The Business of Transvaginal Mesh


. By Jane Mundy

While countless women are suffering serious transvaginal mesh injuries, market researchers report on how “negative press” has impacted sales in the European and U.S. market. Perhaps 49,000 federal lawsuits against TVM makers are also to blame.

One disturbing comment from this recent market research report is how “The market is expected to continue a substantial shift from transvaginal mesh to sacrocolpopexy mesh”, and traditional transvaginal mesh sales “will decrease as physicians move towards sacrocolpopexy mesh at increasing rates.” The market researchers don’t mention why the shift to sacrocolpopexy mesh, but one obvious reason would be an attempt to increase sales.

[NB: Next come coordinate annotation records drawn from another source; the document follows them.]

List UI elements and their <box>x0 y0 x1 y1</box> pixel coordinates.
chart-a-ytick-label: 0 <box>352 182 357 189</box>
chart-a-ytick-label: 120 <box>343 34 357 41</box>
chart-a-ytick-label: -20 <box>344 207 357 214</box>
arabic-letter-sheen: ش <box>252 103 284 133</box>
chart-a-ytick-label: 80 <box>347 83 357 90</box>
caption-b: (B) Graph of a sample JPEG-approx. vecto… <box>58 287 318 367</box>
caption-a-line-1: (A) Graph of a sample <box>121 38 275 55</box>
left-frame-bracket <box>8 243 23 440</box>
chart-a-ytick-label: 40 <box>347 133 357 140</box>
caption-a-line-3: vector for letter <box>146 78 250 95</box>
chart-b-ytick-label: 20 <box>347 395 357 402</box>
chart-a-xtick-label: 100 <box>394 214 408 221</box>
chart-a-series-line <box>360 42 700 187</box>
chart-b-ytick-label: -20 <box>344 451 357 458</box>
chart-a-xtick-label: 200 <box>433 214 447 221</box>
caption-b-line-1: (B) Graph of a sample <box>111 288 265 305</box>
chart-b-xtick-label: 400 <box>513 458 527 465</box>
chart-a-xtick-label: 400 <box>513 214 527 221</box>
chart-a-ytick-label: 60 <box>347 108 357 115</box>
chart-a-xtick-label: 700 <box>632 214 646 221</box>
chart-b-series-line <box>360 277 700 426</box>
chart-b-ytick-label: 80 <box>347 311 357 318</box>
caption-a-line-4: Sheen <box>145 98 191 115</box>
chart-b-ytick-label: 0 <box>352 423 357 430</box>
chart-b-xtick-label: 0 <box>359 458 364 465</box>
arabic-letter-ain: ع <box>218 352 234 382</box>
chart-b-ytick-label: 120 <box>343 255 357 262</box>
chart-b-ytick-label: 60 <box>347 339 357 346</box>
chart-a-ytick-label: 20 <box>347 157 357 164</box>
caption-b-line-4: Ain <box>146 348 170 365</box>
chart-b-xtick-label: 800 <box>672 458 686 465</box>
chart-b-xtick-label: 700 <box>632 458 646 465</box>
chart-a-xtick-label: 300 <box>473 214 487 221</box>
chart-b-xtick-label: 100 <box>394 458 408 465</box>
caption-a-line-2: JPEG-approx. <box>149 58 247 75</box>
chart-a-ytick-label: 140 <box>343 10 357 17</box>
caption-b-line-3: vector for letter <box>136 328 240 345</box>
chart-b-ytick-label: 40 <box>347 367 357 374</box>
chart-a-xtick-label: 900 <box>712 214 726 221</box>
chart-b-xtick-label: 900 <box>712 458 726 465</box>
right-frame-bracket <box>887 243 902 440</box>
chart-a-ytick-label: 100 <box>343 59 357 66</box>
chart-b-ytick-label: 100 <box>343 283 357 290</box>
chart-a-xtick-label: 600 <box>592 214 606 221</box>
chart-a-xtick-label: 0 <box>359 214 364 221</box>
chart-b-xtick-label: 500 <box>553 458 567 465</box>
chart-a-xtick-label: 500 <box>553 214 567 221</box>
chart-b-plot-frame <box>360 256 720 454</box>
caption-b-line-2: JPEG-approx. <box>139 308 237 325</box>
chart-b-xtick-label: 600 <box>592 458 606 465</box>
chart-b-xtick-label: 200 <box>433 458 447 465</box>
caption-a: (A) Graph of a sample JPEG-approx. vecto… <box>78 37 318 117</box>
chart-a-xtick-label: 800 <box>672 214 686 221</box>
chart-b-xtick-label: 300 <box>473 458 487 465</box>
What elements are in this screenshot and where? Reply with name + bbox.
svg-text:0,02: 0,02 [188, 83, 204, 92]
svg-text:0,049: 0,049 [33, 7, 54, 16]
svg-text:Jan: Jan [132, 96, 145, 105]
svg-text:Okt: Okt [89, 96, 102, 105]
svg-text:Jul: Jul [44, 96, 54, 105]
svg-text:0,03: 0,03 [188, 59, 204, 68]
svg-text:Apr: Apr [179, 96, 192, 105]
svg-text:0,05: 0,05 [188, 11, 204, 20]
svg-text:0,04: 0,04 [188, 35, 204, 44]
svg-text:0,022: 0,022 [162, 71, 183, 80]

After the FDA in 2011 issued a second warning against implanting TVM for pelvic organ prolapse (POP), use of the mesh decreased in New York from 30 percent to 23 percent. (Seven percent doesn’t seem that significant until one considers that more than 225,000 surgeries for POP are performed annually in the US.) Researchers published these statistics in JAMA Internal Medicine (Feb 2016). Compared to the first FDA warning in 2008, when use of the mesh went up from 21 percent in 2008 to 30 percent in 2011, the researchers believe the FDA’s second warning, which said complications are “not rare”, is partly related to the decline in mesh use. They also said the decline of mesh implants to treat POP after the 2011 warning suggests that “stronger regulatory warnings can influence physicians' use of potentially unsafe medical devices.”

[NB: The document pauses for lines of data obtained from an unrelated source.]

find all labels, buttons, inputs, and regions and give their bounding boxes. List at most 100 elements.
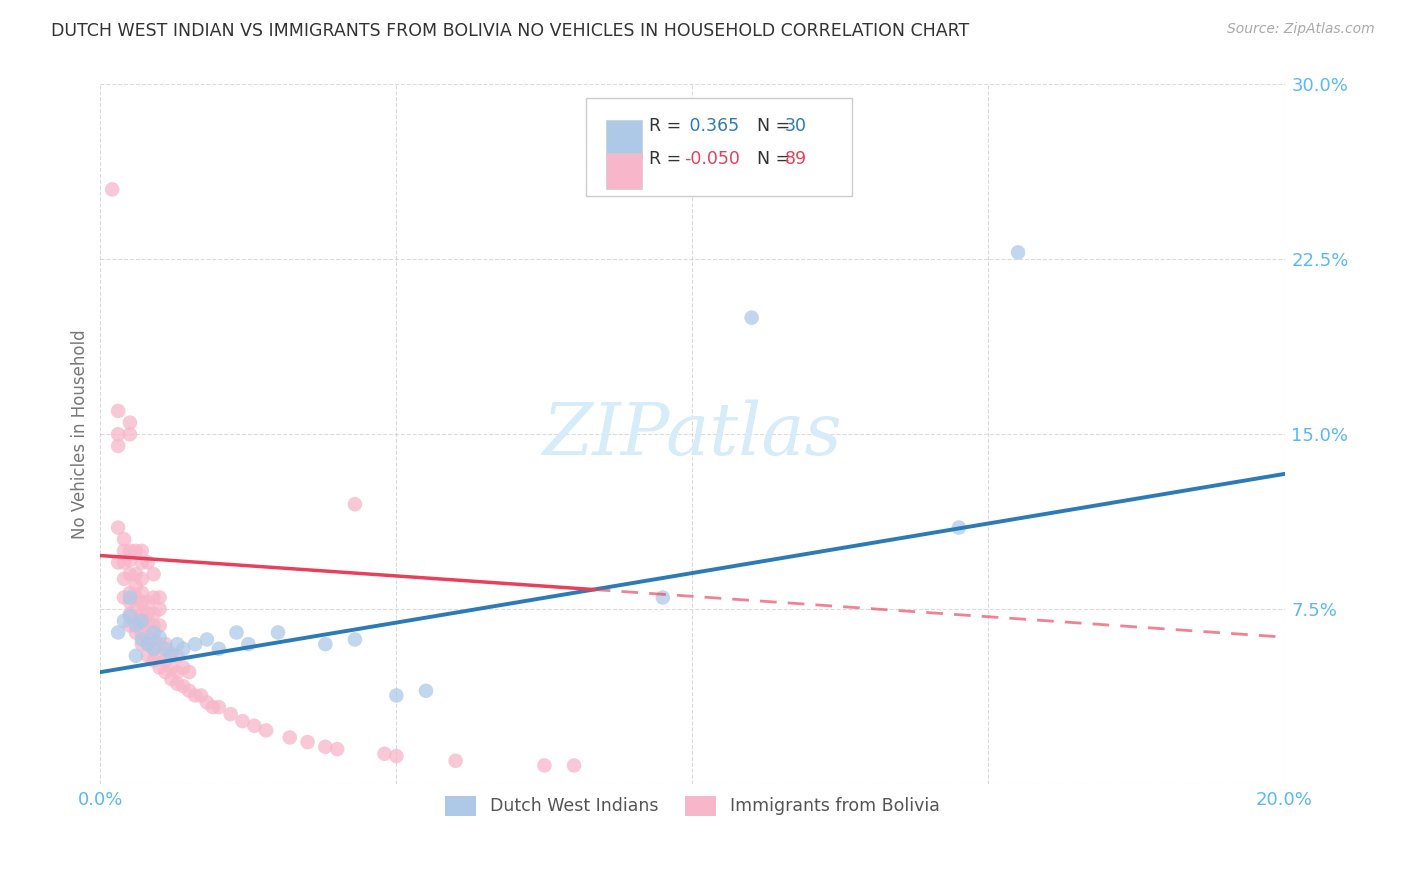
Point xyxy=(184,689,207,703)
Point xyxy=(225,625,247,640)
Point xyxy=(208,700,231,714)
Legend: Dutch West Indians, Immigrants from Bolivia: Dutch West Indians, Immigrants from Boli… xyxy=(436,787,949,824)
Point xyxy=(125,602,148,616)
Point xyxy=(267,625,290,640)
Point xyxy=(142,632,165,647)
Point xyxy=(118,567,141,582)
Point xyxy=(741,310,763,325)
Point xyxy=(118,544,141,558)
Point xyxy=(142,618,165,632)
Point xyxy=(160,648,183,663)
Point xyxy=(155,641,177,656)
Point xyxy=(131,607,153,621)
Point xyxy=(131,614,153,628)
Point xyxy=(101,182,124,196)
Point xyxy=(166,665,188,680)
Point xyxy=(297,735,319,749)
Text: N =: N = xyxy=(745,150,796,169)
Point xyxy=(118,609,141,624)
Point xyxy=(621,147,644,161)
Point xyxy=(125,567,148,582)
Point xyxy=(444,754,467,768)
Point xyxy=(148,648,170,663)
Point xyxy=(118,607,141,621)
Point xyxy=(148,618,170,632)
Point xyxy=(190,689,212,703)
Point xyxy=(125,591,148,605)
Point xyxy=(142,653,165,667)
Text: -0.050: -0.050 xyxy=(685,150,740,169)
Point xyxy=(136,637,159,651)
Text: R =: R = xyxy=(648,118,686,136)
Point xyxy=(385,749,408,764)
Point xyxy=(107,556,129,570)
Point xyxy=(136,630,159,644)
Point xyxy=(118,553,141,567)
Point xyxy=(118,618,141,632)
Point xyxy=(136,556,159,570)
Point xyxy=(125,614,148,628)
Point xyxy=(142,641,165,656)
Point xyxy=(142,567,165,582)
Point xyxy=(343,632,366,647)
Point xyxy=(112,532,135,546)
Point xyxy=(243,719,266,733)
Point xyxy=(107,427,129,442)
Point xyxy=(166,648,188,663)
Point xyxy=(326,742,349,756)
Point xyxy=(112,614,135,628)
Point xyxy=(142,641,165,656)
Text: 89: 89 xyxy=(785,150,807,169)
Text: DUTCH WEST INDIAN VS IMMIGRANTS FROM BOLIVIA NO VEHICLES IN HOUSEHOLD CORRELATIO: DUTCH WEST INDIAN VS IMMIGRANTS FROM BOL… xyxy=(51,22,969,40)
Point xyxy=(314,739,336,754)
Point xyxy=(131,595,153,609)
Point xyxy=(166,677,188,691)
Point xyxy=(238,637,260,651)
Point xyxy=(107,439,129,453)
Point xyxy=(118,591,141,605)
Point xyxy=(112,544,135,558)
Point xyxy=(533,758,555,772)
Point xyxy=(125,579,148,593)
Text: Source: ZipAtlas.com: Source: ZipAtlas.com xyxy=(1227,22,1375,37)
FancyBboxPatch shape xyxy=(606,120,641,156)
Point xyxy=(131,544,153,558)
Point xyxy=(343,497,366,511)
Point xyxy=(948,520,970,534)
Point xyxy=(107,520,129,534)
Point xyxy=(131,637,153,651)
Point xyxy=(131,625,153,640)
Point xyxy=(385,689,408,703)
Text: ZIPatlas: ZIPatlas xyxy=(543,399,842,469)
Point xyxy=(131,632,153,647)
Point xyxy=(131,586,153,600)
Point xyxy=(136,648,159,663)
Point xyxy=(208,641,231,656)
Point xyxy=(125,618,148,632)
Point xyxy=(148,602,170,616)
Point xyxy=(118,416,141,430)
Point xyxy=(172,679,194,693)
Point xyxy=(107,404,129,418)
Point xyxy=(374,747,396,761)
FancyBboxPatch shape xyxy=(606,153,641,189)
Point xyxy=(155,637,177,651)
Point xyxy=(231,714,253,728)
Text: 0.365: 0.365 xyxy=(685,118,740,136)
Point xyxy=(136,618,159,632)
Point xyxy=(148,591,170,605)
Point xyxy=(254,723,277,738)
Point xyxy=(160,672,183,686)
Point xyxy=(195,696,218,710)
Point xyxy=(219,707,242,722)
Point xyxy=(131,614,153,628)
Point xyxy=(179,683,201,698)
Point xyxy=(172,641,194,656)
Point xyxy=(112,572,135,586)
Point xyxy=(118,427,141,442)
Point xyxy=(142,607,165,621)
Text: N =: N = xyxy=(745,118,796,136)
Point xyxy=(160,660,183,674)
Y-axis label: No Vehicles in Household: No Vehicles in Household xyxy=(72,329,89,539)
Point xyxy=(118,595,141,609)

And the FDA warning in January 2016 reclassified transvaginal mesh to repair POP from class II (moderate-risk) to class III (high-risk). The FDA has given manufacturers of surgical mesh 30 months to demonstrate their products are safe and effective for POP by way of a Premarket Approval application. Perhaps the manufacturers are counting on switching from polypropylene—the most popular material for transvaginal mesh—to sacrocolpopexy mesh in an attempt to pass the approval application.

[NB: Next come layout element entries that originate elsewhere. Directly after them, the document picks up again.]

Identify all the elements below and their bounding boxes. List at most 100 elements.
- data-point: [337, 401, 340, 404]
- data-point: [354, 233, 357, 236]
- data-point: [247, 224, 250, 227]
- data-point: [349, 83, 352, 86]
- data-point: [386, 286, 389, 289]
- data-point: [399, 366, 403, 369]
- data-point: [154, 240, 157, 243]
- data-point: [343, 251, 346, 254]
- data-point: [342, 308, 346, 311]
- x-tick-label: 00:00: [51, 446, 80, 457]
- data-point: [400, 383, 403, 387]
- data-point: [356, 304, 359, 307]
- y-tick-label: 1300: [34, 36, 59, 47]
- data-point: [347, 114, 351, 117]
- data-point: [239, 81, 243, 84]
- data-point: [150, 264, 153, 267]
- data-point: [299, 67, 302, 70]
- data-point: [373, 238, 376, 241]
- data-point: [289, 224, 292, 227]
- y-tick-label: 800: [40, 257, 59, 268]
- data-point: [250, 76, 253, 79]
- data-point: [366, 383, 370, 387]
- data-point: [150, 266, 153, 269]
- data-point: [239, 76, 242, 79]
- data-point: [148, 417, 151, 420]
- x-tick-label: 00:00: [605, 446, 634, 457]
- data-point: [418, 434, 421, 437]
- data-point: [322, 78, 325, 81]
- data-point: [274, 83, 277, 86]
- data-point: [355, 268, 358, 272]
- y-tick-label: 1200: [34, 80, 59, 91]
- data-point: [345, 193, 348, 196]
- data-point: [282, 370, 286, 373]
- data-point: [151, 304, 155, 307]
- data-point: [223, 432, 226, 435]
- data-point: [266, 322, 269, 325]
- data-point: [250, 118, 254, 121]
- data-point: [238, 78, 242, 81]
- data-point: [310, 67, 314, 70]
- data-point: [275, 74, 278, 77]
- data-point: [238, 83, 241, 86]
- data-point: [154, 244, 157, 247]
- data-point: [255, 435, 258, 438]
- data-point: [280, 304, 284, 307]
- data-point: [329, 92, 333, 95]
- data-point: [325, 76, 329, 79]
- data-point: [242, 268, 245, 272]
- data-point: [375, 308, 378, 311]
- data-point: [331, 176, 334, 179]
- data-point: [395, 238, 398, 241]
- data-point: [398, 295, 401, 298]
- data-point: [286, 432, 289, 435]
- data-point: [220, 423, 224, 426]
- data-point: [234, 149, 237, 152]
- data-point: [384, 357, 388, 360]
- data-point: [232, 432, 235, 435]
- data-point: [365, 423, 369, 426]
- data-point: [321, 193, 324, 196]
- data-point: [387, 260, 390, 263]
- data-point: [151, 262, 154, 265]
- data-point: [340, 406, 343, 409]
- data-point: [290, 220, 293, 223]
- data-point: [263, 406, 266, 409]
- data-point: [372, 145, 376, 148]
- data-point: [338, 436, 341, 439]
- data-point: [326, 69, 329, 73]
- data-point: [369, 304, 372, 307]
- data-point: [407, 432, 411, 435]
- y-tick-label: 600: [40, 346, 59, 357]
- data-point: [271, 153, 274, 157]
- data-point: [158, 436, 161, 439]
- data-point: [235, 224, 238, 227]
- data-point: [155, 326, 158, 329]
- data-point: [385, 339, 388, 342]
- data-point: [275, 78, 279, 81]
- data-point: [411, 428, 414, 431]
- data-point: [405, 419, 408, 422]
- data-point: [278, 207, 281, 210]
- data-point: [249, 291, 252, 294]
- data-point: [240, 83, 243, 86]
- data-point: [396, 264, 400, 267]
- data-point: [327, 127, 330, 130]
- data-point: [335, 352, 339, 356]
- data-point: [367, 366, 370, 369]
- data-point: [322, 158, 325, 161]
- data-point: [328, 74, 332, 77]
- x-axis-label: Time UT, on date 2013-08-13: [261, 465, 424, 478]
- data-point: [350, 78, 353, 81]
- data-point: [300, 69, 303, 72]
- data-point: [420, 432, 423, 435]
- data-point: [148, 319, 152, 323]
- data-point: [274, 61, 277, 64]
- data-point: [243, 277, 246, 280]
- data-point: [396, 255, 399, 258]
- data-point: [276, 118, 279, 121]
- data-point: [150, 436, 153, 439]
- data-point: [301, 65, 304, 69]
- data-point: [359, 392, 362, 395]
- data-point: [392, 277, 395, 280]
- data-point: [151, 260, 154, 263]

Another study published in JAMA (May 15, 2013) said that little is known about safety and long-term effectiveness of sacrocolpopexy mesh. The researchers concluded, during seven years of follow-up in two groups of women, that “abdominal sacrocolpopexy failure rates increased in both groups… sacrocolpopexy effectiveness should be balanced with long-term risks of mesh or suture erosion.” Let’s hope that the FDA read this study.

The market research paper went on to say that, “Modifications to the mesh, extra clinical trials to prove safety and pre-emptive marketing is helping to clarify the safety and health risks associated with mesh to curb the decline in procedures.” It would be interesting to note a different outcome than the 2013 study reported in JAMA.